Nu is het vrouwenvoetbal maatschappelijk steeds groter geworden. “Gelukkig is het nu veel breder geaccepteerd. Er zijn steeds meer vrouwen die voetballen. Toch was er in kleine verenigingen ook vaak wel een voordeel te zien. Meisjes speelden vaak met jongens mee en dat was zeker goed voor hun ontwikkeling. Door de groeiende populariteit zijn de echt goede speelsters nu gewoon onder te brengen in een meisjeselftal.”
“Bij Be Quick hadden we ook wel geluk. De club zocht altijd naar goede trainers. Zo hadden we met Jan Oord een bevlogen trainer. Je kunt alleen maar zeggen dat het niveau van begeleiding en training door de jaren heen sterk omhoog is gegaan.”
De leukste herinneringen aan het voetbal liggen niet alleen in het veld: “In het voetbalteam heb ik hele leuke jaren meegemaakt. Vaak samen de stad in. We gingen weekenden weg.
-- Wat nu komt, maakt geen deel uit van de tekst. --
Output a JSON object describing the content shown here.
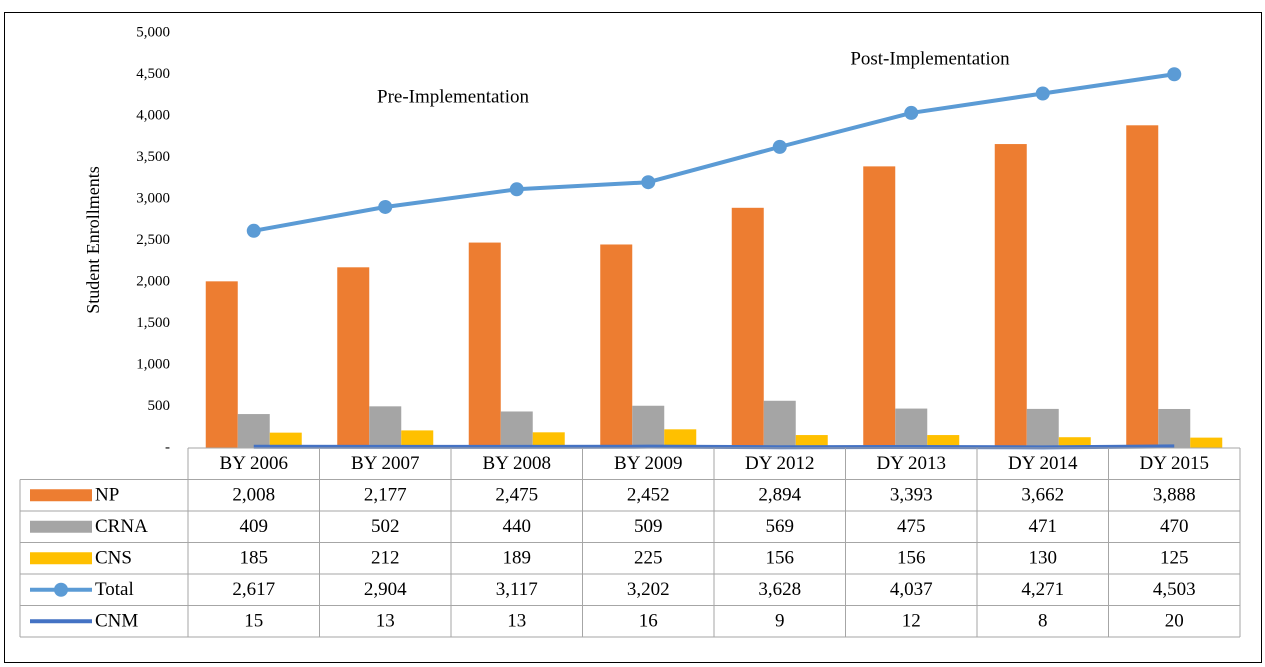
{
  "chart_data": {
    "type": "bar",
    "ylabel": "Student Enrollments",
    "annotations": [
      "Pre-Implementation",
      "Post-Implementation"
    ],
    "categories": [
      "BY 2006",
      "BY 2007",
      "BY 2008",
      "BY 2009",
      "DY 2012",
      "DY 2013",
      "DY 2014",
      "DY 2015"
    ],
    "series": [
      {
        "name": "NP",
        "type": "bar",
        "color": "#ed7d31",
        "values": [
          2008,
          2177,
          2475,
          2452,
          2894,
          3393,
          3662,
          3888
        ],
        "value_labels": [
          "2,008",
          "2,177",
          "2,475",
          "2,452",
          "2,894",
          "3,393",
          "3,662",
          "3,888"
        ]
      },
      {
        "name": "CRNA",
        "type": "bar",
        "color": "#a5a5a5",
        "values": [
          409,
          502,
          440,
          509,
          569,
          475,
          471,
          470
        ],
        "value_labels": [
          "409",
          "502",
          "440",
          "509",
          "569",
          "475",
          "471",
          "470"
        ]
      },
      {
        "name": "CNS",
        "type": "bar",
        "color": "#ffc000",
        "values": [
          185,
          212,
          189,
          225,
          156,
          156,
          130,
          125
        ],
        "value_labels": [
          "185",
          "212",
          "189",
          "225",
          "156",
          "156",
          "130",
          "125"
        ]
      },
      {
        "name": "Total",
        "type": "line",
        "markers": true,
        "color": "#5b9bd5",
        "values": [
          2617,
          2904,
          3117,
          3202,
          3628,
          4037,
          4271,
          4503
        ],
        "value_labels": [
          "2,617",
          "2,904",
          "3,117",
          "3,202",
          "3,628",
          "4,037",
          "4,271",
          "4,503"
        ]
      },
      {
        "name": "CNM",
        "type": "line",
        "markers": false,
        "color": "#4472c4",
        "values": [
          15,
          13,
          13,
          16,
          9,
          12,
          8,
          20
        ],
        "value_labels": [
          "15",
          "13",
          "13",
          "16",
          "9",
          "12",
          "8",
          "20"
        ]
      }
    ],
    "ylim": [
      0,
      5000
    ],
    "yticks": [
      {
        "value": 0,
        "label": "-"
      },
      {
        "value": 500,
        "label": "500"
      },
      {
        "value": 1000,
        "label": "1,000"
      },
      {
        "value": 1500,
        "label": "1,500"
      },
      {
        "value": 2000,
        "label": "2,000"
      },
      {
        "value": 2500,
        "label": "2,500"
      },
      {
        "value": 3000,
        "label": "3,000"
      },
      {
        "value": 3500,
        "label": "3,500"
      },
      {
        "value": 4000,
        "label": "4,000"
      },
      {
        "value": 4500,
        "label": "4,500"
      },
      {
        "value": 5000,
        "label": "5,000"
      }
    ],
    "grid": false
  }
}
Naar Parijs, naar Denemarken.”
Wat ze ook nog wil aanstippen: “Overal om me heen hoor ik over vriendenclubjes, die hun wortels hebben in het voetbal.” Zelf maakt ze deel uit van een wandelgroepje van 9 oud-Be Quicksters. “Ik kom nog af en toe bij Be Quick. Ik vind het nog altijd een hele leuke club. En voetbal blijft de mooiste sport die er is.”